Известно, что от белой кудрявой головы у Пушкина были неприятности — именно так выглядел его противник Дантес. Но и Пётр Сергеевич выглядел так же. Уж не он ли посодействовал дуэли? Тогда в смерти Пушкина задействованы целых две белых головы!

Интересно, кого ещё собиралась принести в жертву городу вещунья?

Шарлотта Фёдоровна Кирхгоф, немка, вдова пастора и известная гадалка, даже на ночь оставалась. А утром… Поди ж ты! Никто её не обнаруживал. Знамо дело, через шкаф смывалась…
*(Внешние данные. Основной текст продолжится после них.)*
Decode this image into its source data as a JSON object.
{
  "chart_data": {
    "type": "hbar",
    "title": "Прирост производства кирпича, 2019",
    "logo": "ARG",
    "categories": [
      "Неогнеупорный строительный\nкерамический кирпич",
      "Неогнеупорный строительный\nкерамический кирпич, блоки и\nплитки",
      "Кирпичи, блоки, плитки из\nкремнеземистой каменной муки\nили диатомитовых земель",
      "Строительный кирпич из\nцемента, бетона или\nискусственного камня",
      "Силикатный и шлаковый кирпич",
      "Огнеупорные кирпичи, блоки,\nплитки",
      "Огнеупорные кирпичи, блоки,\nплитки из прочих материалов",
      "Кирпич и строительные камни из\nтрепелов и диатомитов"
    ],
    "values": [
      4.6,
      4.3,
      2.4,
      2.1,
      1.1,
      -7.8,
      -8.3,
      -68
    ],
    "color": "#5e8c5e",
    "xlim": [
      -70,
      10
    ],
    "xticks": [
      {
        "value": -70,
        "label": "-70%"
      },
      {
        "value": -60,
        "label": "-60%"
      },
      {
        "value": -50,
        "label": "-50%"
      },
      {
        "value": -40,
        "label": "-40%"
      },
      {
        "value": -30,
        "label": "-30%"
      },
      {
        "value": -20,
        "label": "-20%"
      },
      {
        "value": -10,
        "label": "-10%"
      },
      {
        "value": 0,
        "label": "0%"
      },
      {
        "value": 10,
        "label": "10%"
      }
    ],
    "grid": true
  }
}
А через пару дней, тоже на дуэлях, погибали ещё несколько особ, менее известных, чем Пушкин, но кое-кому, всё-таки, знакомых. Петру Сергеевичу, например. Тот всегда знал, кто, когда и с помощью какой кончины принесёт городу свою последнюю дань… То была дань, несомненно, в форме могучей писательской энергии — врождённого ума.


Шли годы, десятилетия…Уже сколько поколений прислуги, санитаров и докторов сменилось, а кудрявому блондинистому пациенту хоть бы хны. Молод, здоров, красив!
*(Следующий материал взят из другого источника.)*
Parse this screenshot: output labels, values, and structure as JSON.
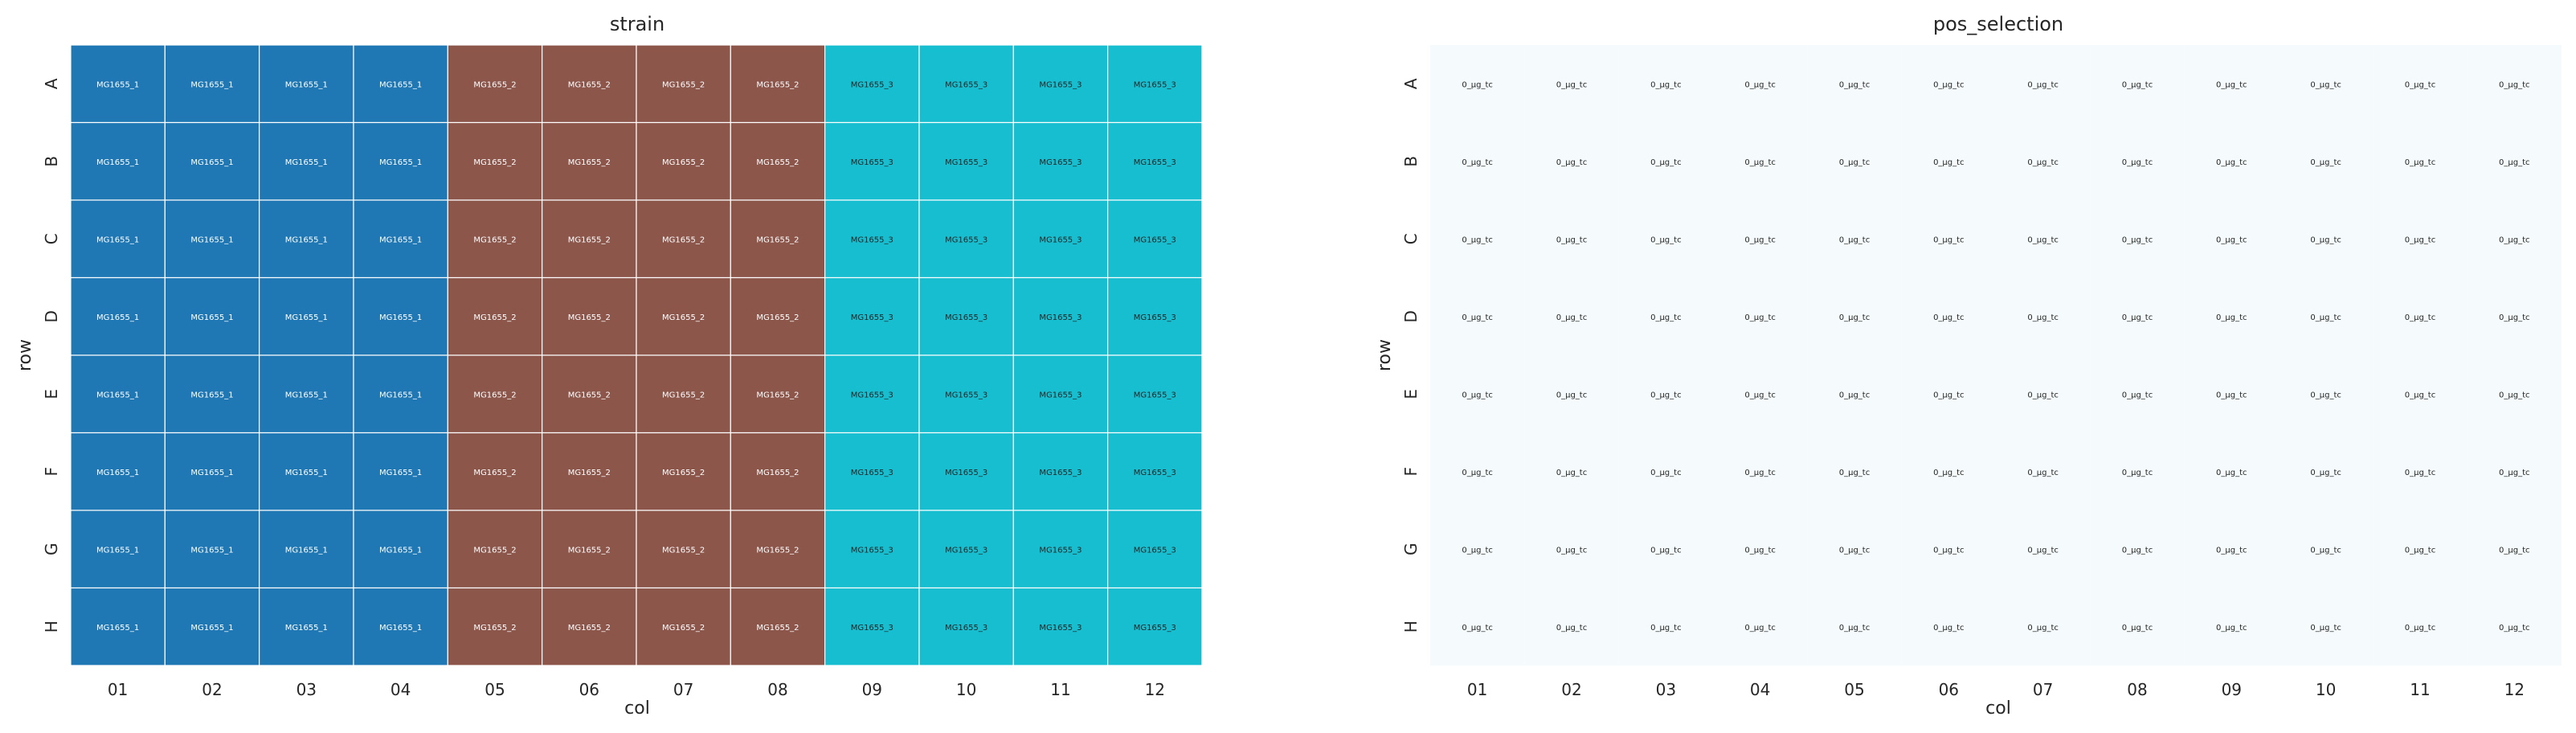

Окружающие лопались от любопытства, но спрашивать боялись. И не потому, что пребывали в полной уверенности, что баловень судьбы находится под покровительством потусторонних сил. С некоторых пор наметились у него и земные покровители, ещё богаче прежних посетителей, не духи а вполне осязаемые личности. Цари с царицами! И их широчайшее приближение.

Все высокие особы являлись инкогнито, в простой одежде, без париков, но в прикрывающих лицо головных уборах. Иначе приходить им не полагалось, но персонал уж слишком часто узнавал их — по портретам. Как ни странно, в коридорах той психушки портретов царственных особ было больше, чем в коридорах Смольного.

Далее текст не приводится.